Damned if You Do in the Nightside

(2010) Simon R. Green, Solaris, £7.99, trdpbk, 518pp, ISBN 978-1-906735-62-3

'The Nightside' is the underside of London; not mapped on to the known plan of the city, like the television series some years ago, but a completely alternative reality in which the rules of magic dominate. The jacket states “it’s always raining, it’s always 3 am and beings human and inhuman walk the streets in pursuit of ambition and unspeakable pleasures” – not strictly accurate, but enough to suggest the atmosphere.

Damned if You Do unites Hell to Pay and The Unnatural Inquirer that are the seventh and eighth novels in this book's series. The central character is John Taylor, a Private Investigator – that and the title of the tabloid show the American influence, and evidently Simon Green is a New York Times best-selling author, but the US influence in this alternative London is not heavy enough to spoil the fun.

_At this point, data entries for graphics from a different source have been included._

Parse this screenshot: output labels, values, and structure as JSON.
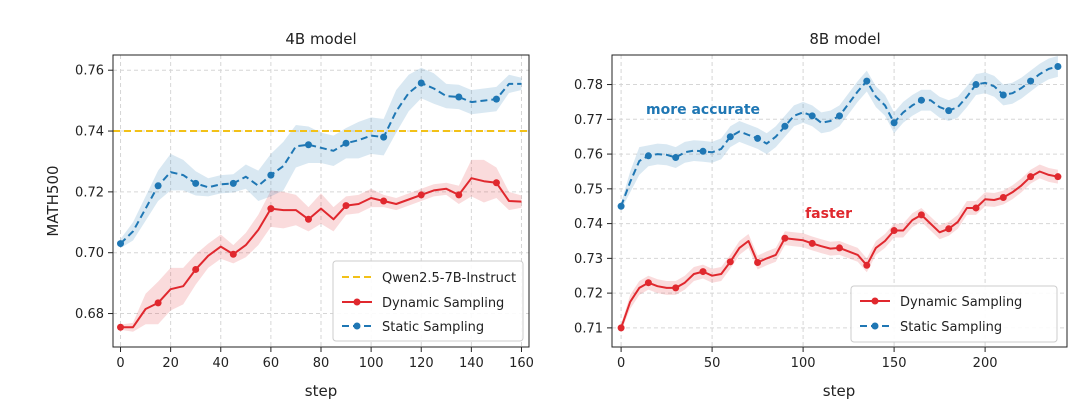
{
  "chart_data": [
    {
      "type": "line",
      "title": "4B model",
      "xlabel": "step",
      "ylabel": "MATH500",
      "xlim": [
        -3,
        163
      ],
      "ylim": [
        0.669,
        0.765
      ],
      "xticks": [
        0,
        20,
        40,
        60,
        80,
        100,
        120,
        140,
        160
      ],
      "xtick_labels": [
        "0",
        "20",
        "40",
        "60",
        "80",
        "100",
        "120",
        "140",
        "160"
      ],
      "yticks": [
        0.68,
        0.7,
        0.72,
        0.74,
        0.76
      ],
      "ytick_labels": [
        "0.68",
        "0.70",
        "0.72",
        "0.74",
        "0.76"
      ],
      "grid": true,
      "legend_position": "lower-right",
      "hline": {
        "name": "Qwen2.5-7B-Instruct",
        "y": 0.74,
        "color": "#f2c118",
        "style": "dashed"
      },
      "series": [
        {
          "name": "Dynamic Sampling",
          "color": "#e0282e",
          "style": "solid",
          "x": [
            0,
            5,
            10,
            15,
            20,
            25,
            30,
            35,
            40,
            45,
            50,
            55,
            60,
            65,
            70,
            75,
            80,
            85,
            90,
            95,
            100,
            105,
            110,
            115,
            120,
            125,
            130,
            135,
            140,
            145,
            150,
            155,
            160
          ],
          "y": [
            0.6755,
            0.6755,
            0.6815,
            0.6835,
            0.688,
            0.689,
            0.6945,
            0.699,
            0.702,
            0.6995,
            0.7025,
            0.7075,
            0.7145,
            0.714,
            0.714,
            0.711,
            0.7145,
            0.711,
            0.7155,
            0.716,
            0.718,
            0.717,
            0.716,
            0.7175,
            0.719,
            0.7205,
            0.721,
            0.719,
            0.7245,
            0.7235,
            0.723,
            0.717,
            0.7168
          ],
          "band": [
            0.0008,
            0.0015,
            0.005,
            0.007,
            0.007,
            0.006,
            0.005,
            0.004,
            0.004,
            0.003,
            0.004,
            0.005,
            0.006,
            0.006,
            0.005,
            0.004,
            0.005,
            0.004,
            0.003,
            0.003,
            0.003,
            0.002,
            0.002,
            0.002,
            0.002,
            0.002,
            0.002,
            0.003,
            0.006,
            0.007,
            0.005,
            0.003,
            0.002
          ],
          "marker_x": [
            0,
            15,
            30,
            45,
            60,
            75,
            90,
            105,
            120,
            135,
            150
          ],
          "marker_y": [
            0.6755,
            0.6835,
            0.6945,
            0.6995,
            0.7145,
            0.711,
            0.7155,
            0.717,
            0.719,
            0.719,
            0.723
          ]
        },
        {
          "name": "Static Sampling",
          "color": "#1f77b4",
          "style": "dashed",
          "x": [
            0,
            5,
            10,
            15,
            20,
            25,
            30,
            35,
            40,
            45,
            50,
            55,
            60,
            65,
            70,
            75,
            80,
            85,
            90,
            95,
            100,
            105,
            110,
            115,
            120,
            125,
            130,
            135,
            140,
            145,
            150,
            155,
            160
          ],
          "y": [
            0.703,
            0.707,
            0.7145,
            0.722,
            0.7265,
            0.7255,
            0.7228,
            0.7215,
            0.7225,
            0.7228,
            0.725,
            0.722,
            0.7255,
            0.7285,
            0.735,
            0.7355,
            0.7345,
            0.7335,
            0.736,
            0.737,
            0.7385,
            0.738,
            0.7465,
            0.7525,
            0.7558,
            0.754,
            0.7515,
            0.7512,
            0.7495,
            0.75,
            0.7505,
            0.7555,
            0.7555
          ],
          "band": [
            0.0015,
            0.003,
            0.004,
            0.005,
            0.006,
            0.005,
            0.004,
            0.003,
            0.003,
            0.003,
            0.004,
            0.005,
            0.007,
            0.008,
            0.007,
            0.006,
            0.005,
            0.005,
            0.005,
            0.006,
            0.006,
            0.006,
            0.007,
            0.006,
            0.005,
            0.005,
            0.004,
            0.004,
            0.004,
            0.004,
            0.004,
            0.003,
            0.002
          ],
          "marker_x": [
            0,
            15,
            30,
            45,
            60,
            75,
            90,
            105,
            120,
            135,
            150
          ],
          "marker_y": [
            0.703,
            0.722,
            0.7228,
            0.7228,
            0.7255,
            0.7355,
            0.736,
            0.738,
            0.7558,
            0.7512,
            0.7505
          ]
        }
      ]
    },
    {
      "type": "line",
      "title": "8B model",
      "xlabel": "step",
      "ylabel": "",
      "xlim": [
        -5,
        245
      ],
      "ylim": [
        0.7045,
        0.7885
      ],
      "xticks": [
        0,
        50,
        100,
        150,
        200
      ],
      "xtick_labels": [
        "0",
        "50",
        "100",
        "150",
        "200"
      ],
      "yticks": [
        0.71,
        0.72,
        0.73,
        0.74,
        0.75,
        0.76,
        0.77,
        0.78
      ],
      "ytick_labels": [
        "0.71",
        "0.72",
        "0.73",
        "0.74",
        "0.75",
        "0.76",
        "0.77",
        "0.78"
      ],
      "grid": true,
      "legend_position": "lower-right",
      "annotations": [
        {
          "text": "more accurate",
          "x": 45,
          "y": 0.7715,
          "color": "#1f77b4"
        },
        {
          "text": "faster",
          "x": 114,
          "y": 0.7416,
          "color": "#e0282e"
        }
      ],
      "series": [
        {
          "name": "Dynamic Sampling",
          "color": "#e0282e",
          "style": "solid",
          "x": [
            0,
            5,
            10,
            15,
            20,
            25,
            30,
            35,
            40,
            45,
            50,
            55,
            60,
            65,
            70,
            75,
            80,
            85,
            90,
            95,
            100,
            105,
            110,
            115,
            120,
            125,
            130,
            135,
            140,
            145,
            150,
            155,
            160,
            165,
            170,
            175,
            180,
            185,
            190,
            195,
            200,
            205,
            210,
            215,
            220,
            225,
            230,
            235,
            240
          ],
          "y": [
            0.71,
            0.7175,
            0.7215,
            0.723,
            0.722,
            0.7215,
            0.7215,
            0.723,
            0.7255,
            0.7262,
            0.725,
            0.7255,
            0.729,
            0.733,
            0.735,
            0.7288,
            0.73,
            0.731,
            0.7358,
            0.7355,
            0.7352,
            0.7343,
            0.7335,
            0.7328,
            0.733,
            0.732,
            0.731,
            0.728,
            0.733,
            0.735,
            0.738,
            0.738,
            0.741,
            0.7425,
            0.74,
            0.7375,
            0.7385,
            0.7405,
            0.7445,
            0.7445,
            0.747,
            0.7468,
            0.7475,
            0.749,
            0.751,
            0.7535,
            0.755,
            0.754,
            0.7535
          ],
          "band": [
            0.001,
            0.002,
            0.002,
            0.002,
            0.002,
            0.002,
            0.002,
            0.002,
            0.002,
            0.002,
            0.002,
            0.002,
            0.002,
            0.002,
            0.002,
            0.002,
            0.002,
            0.002,
            0.002,
            0.002,
            0.002,
            0.002,
            0.002,
            0.002,
            0.002,
            0.002,
            0.002,
            0.002,
            0.002,
            0.002,
            0.002,
            0.002,
            0.002,
            0.002,
            0.002,
            0.002,
            0.002,
            0.002,
            0.002,
            0.002,
            0.002,
            0.002,
            0.002,
            0.002,
            0.002,
            0.002,
            0.002,
            0.002,
            0.002
          ],
          "marker_x": [
            0,
            15,
            30,
            45,
            60,
            75,
            90,
            105,
            120,
            135,
            150,
            165,
            180,
            195,
            210,
            225,
            240
          ],
          "marker_y": [
            0.71,
            0.723,
            0.7215,
            0.7262,
            0.729,
            0.7288,
            0.7358,
            0.7343,
            0.733,
            0.728,
            0.738,
            0.7425,
            0.7385,
            0.7445,
            0.7475,
            0.7535,
            0.7535
          ]
        },
        {
          "name": "Static Sampling",
          "color": "#1f77b4",
          "style": "dashed",
          "x": [
            0,
            5,
            10,
            15,
            20,
            25,
            30,
            35,
            40,
            45,
            50,
            55,
            60,
            65,
            70,
            75,
            80,
            85,
            90,
            95,
            100,
            105,
            110,
            115,
            120,
            125,
            130,
            135,
            140,
            145,
            150,
            155,
            160,
            165,
            170,
            175,
            180,
            185,
            190,
            195,
            200,
            205,
            210,
            215,
            220,
            225,
            230,
            235,
            240
          ],
          "y": [
            0.745,
            0.752,
            0.758,
            0.7595,
            0.76,
            0.7598,
            0.759,
            0.7605,
            0.761,
            0.7608,
            0.7605,
            0.7615,
            0.765,
            0.7665,
            0.7655,
            0.7645,
            0.763,
            0.765,
            0.768,
            0.771,
            0.772,
            0.771,
            0.769,
            0.7695,
            0.771,
            0.7745,
            0.778,
            0.781,
            0.7765,
            0.774,
            0.769,
            0.772,
            0.774,
            0.7755,
            0.7755,
            0.7735,
            0.7725,
            0.7735,
            0.7765,
            0.78,
            0.7805,
            0.7795,
            0.777,
            0.7775,
            0.779,
            0.781,
            0.783,
            0.7845,
            0.7852
          ],
          "band": [
            0.001,
            0.003,
            0.004,
            0.003,
            0.003,
            0.003,
            0.003,
            0.003,
            0.003,
            0.003,
            0.003,
            0.003,
            0.003,
            0.003,
            0.003,
            0.003,
            0.003,
            0.003,
            0.003,
            0.003,
            0.003,
            0.003,
            0.003,
            0.003,
            0.003,
            0.003,
            0.003,
            0.003,
            0.003,
            0.003,
            0.003,
            0.003,
            0.003,
            0.003,
            0.003,
            0.003,
            0.003,
            0.003,
            0.003,
            0.003,
            0.003,
            0.003,
            0.003,
            0.003,
            0.003,
            0.003,
            0.003,
            0.003,
            0.003
          ],
          "marker_x": [
            0,
            15,
            30,
            45,
            60,
            75,
            90,
            105,
            120,
            135,
            150,
            165,
            180,
            195,
            210,
            225,
            240
          ],
          "marker_y": [
            0.745,
            0.7595,
            0.759,
            0.7608,
            0.765,
            0.7645,
            0.768,
            0.771,
            0.771,
            0.781,
            0.769,
            0.7755,
            0.7725,
            0.78,
            0.777,
            0.781,
            0.7852
          ]
        }
      ]
    }
  ]
}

Taylor is a force to be reckoned with, a major player in a recent conflict which has left the Nightside without leadership. Although he has very powerful allies, he is vulnerable, and much of the action in Hell to Pay is dependent on the suppression of his paranormal powers. He is hired by the immortal Jeremiah Griffin, literally at the top of the Nightside heap, whose plan to fill the power vacuum is interrupted by the disappearance of his granddaughter. Without his powers, Taylor is forced to resort to traditional PI legwork, and he’s surprisingly inept at it. The refusal of the family members to talk to him forces him to follow them around, giving us an entertaining review of Nightside attractions – the Caligula Club, the Arcadian Project, Hecate’s Tea Room, the Roll a Dice, the Street of the Gods, Divas! – and a succession of good jokes, but making very slow progress on the actual plot. The plot is straightforward enough that to say anything about it would spoil it – just try not to think of an even older TV series, also set in London, when Taylor first gets to Griffin Hall.

The Unnatural Inquirer is the tabloid that everyone on the Nightside wants to be in or wants to avoid; unfortunately its living tableaux and near-to-real-time updates are very like the newspaper in the Harry Potter films. A half-human girl reporter on the make dogs Taylor from when he takes on their case, hunting for a DVD claimed to have evidence of the Afterlife, whose owner has disappeared. I would say ‘mysteriously disappeared’, but when everything is unnatural, nothing is really mysterious – not even that Taylor’s gift is shut down again as soon as he takes up the search. The other missing element in both books is Taylor’s live-in girlfriend, Suzie Shooter, who’s off on another assignment in both, though we’re promised we’ll see more in the sample chapter of the next novel, Just Another Judgement Day. Meanwhile, off we go to the H.P. Lovecraft Memorial Library, the Spider’s Web, Fun Faire, the Hawk’s Wind Bar and Grille, Objets du Temps Perdu… with another round of exotic characters and the unending flow of jokes. It seems that in Just Another Judgement Day something much bigger is going to happen, with new powers bidding to take over dominance of the Nightside, so there is a feeling that we’ve just been in a two-part interlude. But if you like this type of pastiche, the imagination, the pace and the jokes are enough to keep the pages turning.